The bawdy poem The Oxford-Act (1693) contains a terræ filius speech, and is attributed to Alicia D'Anvers. Nicholas Amhurst took Terrae-filius, Or, The Secret History of the University of Oxford for the title of a series of periodical essays appearing from 1721, making up a 1726 book.

==List of terræ filii==

- 1591 Supposedly "Thomas Tomkins", although this individual cannot be traced. This is the earliest known terræ filius.

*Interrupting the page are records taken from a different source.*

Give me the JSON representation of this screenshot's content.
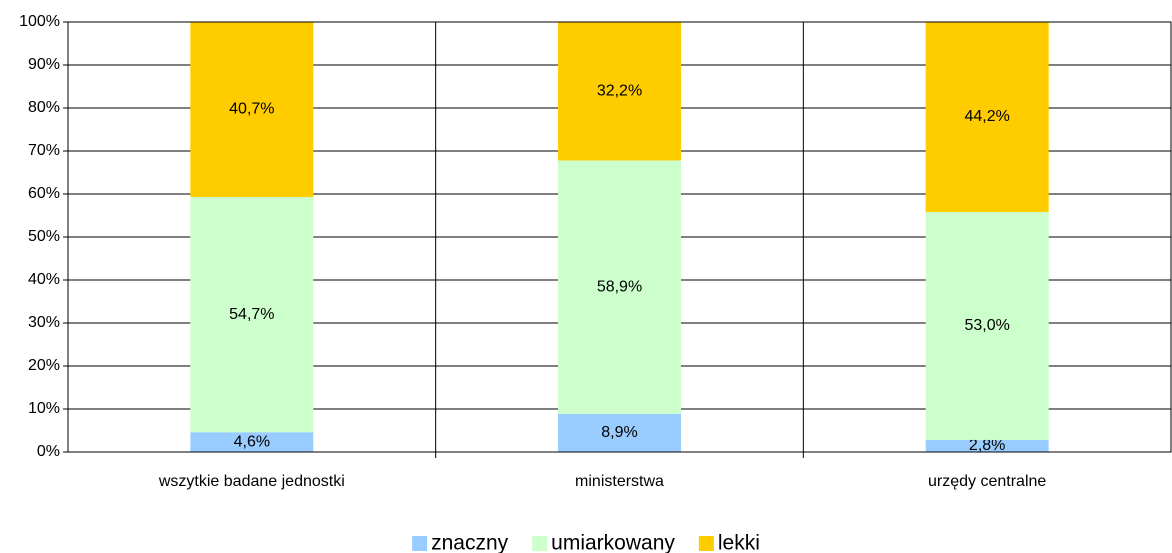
{
  "chart_data": {
    "type": "stacked_bar",
    "categories": [
      "wszytkie badane jednostki",
      "ministerstwa",
      "urzędy centralne"
    ],
    "series": [
      {
        "name": "znaczny",
        "color": "#99ccff",
        "values": [
          4.6,
          8.9,
          2.8
        ],
        "value_labels": [
          "4,6%",
          "8,9%",
          "2,8%"
        ]
      },
      {
        "name": "umiarkowany",
        "color": "#ccffcc",
        "values": [
          54.7,
          58.9,
          53.0
        ],
        "value_labels": [
          "54,7%",
          "58,9%",
          "53,0%"
        ]
      },
      {
        "name": "lekki",
        "color": "#ffcc00",
        "values": [
          40.7,
          32.2,
          44.2
        ],
        "value_labels": [
          "40,7%",
          "32,2%",
          "44,2%"
        ]
      }
    ],
    "ylim": [
      0,
      100
    ],
    "yticks": [
      {
        "value": 0,
        "label": "0%"
      },
      {
        "value": 10,
        "label": "10%"
      },
      {
        "value": 20,
        "label": "20%"
      },
      {
        "value": 30,
        "label": "30%"
      },
      {
        "value": 40,
        "label": "40%"
      },
      {
        "value": 50,
        "label": "50%"
      },
      {
        "value": 60,
        "label": "60%"
      },
      {
        "value": 70,
        "label": "70%"
      },
      {
        "value": 80,
        "label": "80%"
      },
      {
        "value": 90,
        "label": "90%"
      },
      {
        "value": 100,
        "label": "100%"
      }
    ],
    "grid": true,
    "legend": "bottom"
  }
}
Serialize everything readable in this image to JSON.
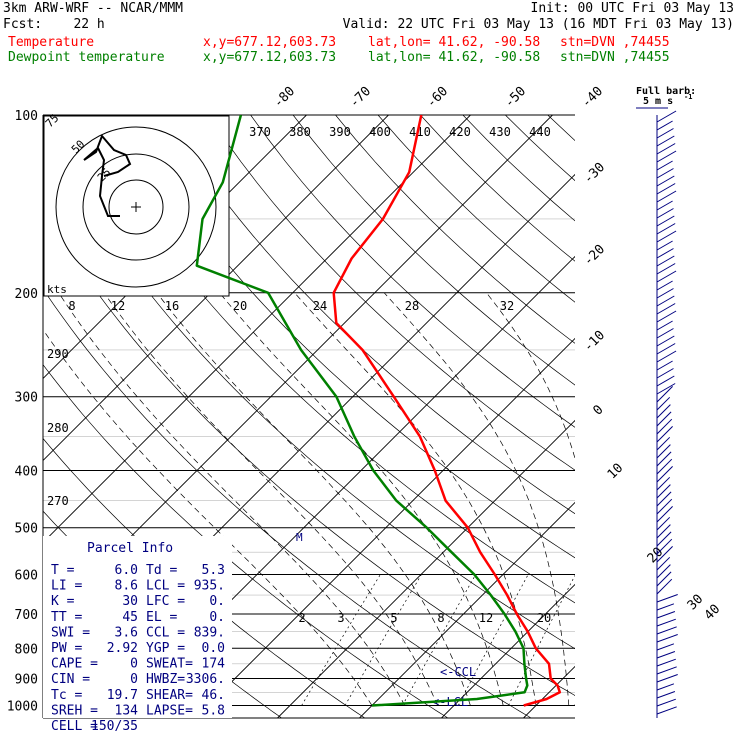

- 1592 John Hoskins, expelled
- 1637 "Mr. Masters," expelled
- 1651 William Levinz and Thomas Careles
- 1655 Robert Whitehall and John Glendall
- c. 1656 unnamed terræ filius was forcibly arrested at the podium and taken to Bocardo Prison due to offensive language
- 1657 Daniel Danvers
- 1657 Lancelot Addison, forced to retract
- 1658 Thomas Pittys, expelled
- 1661 (one of several) Arthur Brett
- 1663 John Edwards and Joseph Brooks
- 1664 William Cave and Richard Wood, "stopped in their regency"
- 1665-8 no terræ filius
- 1669 Thomas Hayes and Henry Gerard, both expelled
- 1670 no terræ filius
- 1671 John Roderham and Nicholas Hall
- 1673 John Shirley
- 1674 Charles Layfield
- 1675 Venables Keeling
- 1676 Balthazar Vigures, expelled, and John Crofts, chaplain of New College, who retracted after the speech so was not expelled
- 1681 John More, beaten with a cudgel following the speech
- 1682 Henry Boles and Jacob Allestry
- 1683 Michael Smith
- 1684 Henry Walbanke and Thomas Easton
- 1693 Robert Turner and Henry Aldworth. Their full speeches (in Latin) survive in the notebook of Thomas Hearne.
- 1703 Robert Roberts; this year William Delaune was attacked
- 1706 Theodore Brooke
- 1713 Bernard Gardiner suppressed a Whig speech, as a threat to political stability. The speech was printed, but some copies were burned.
- 1713-33 No terræ filius
- 1733 No terræ filius but a speech was printed anonymously.
- 1763 Final appearance of the terræ filius, closely censored by the university and free of improper remarks.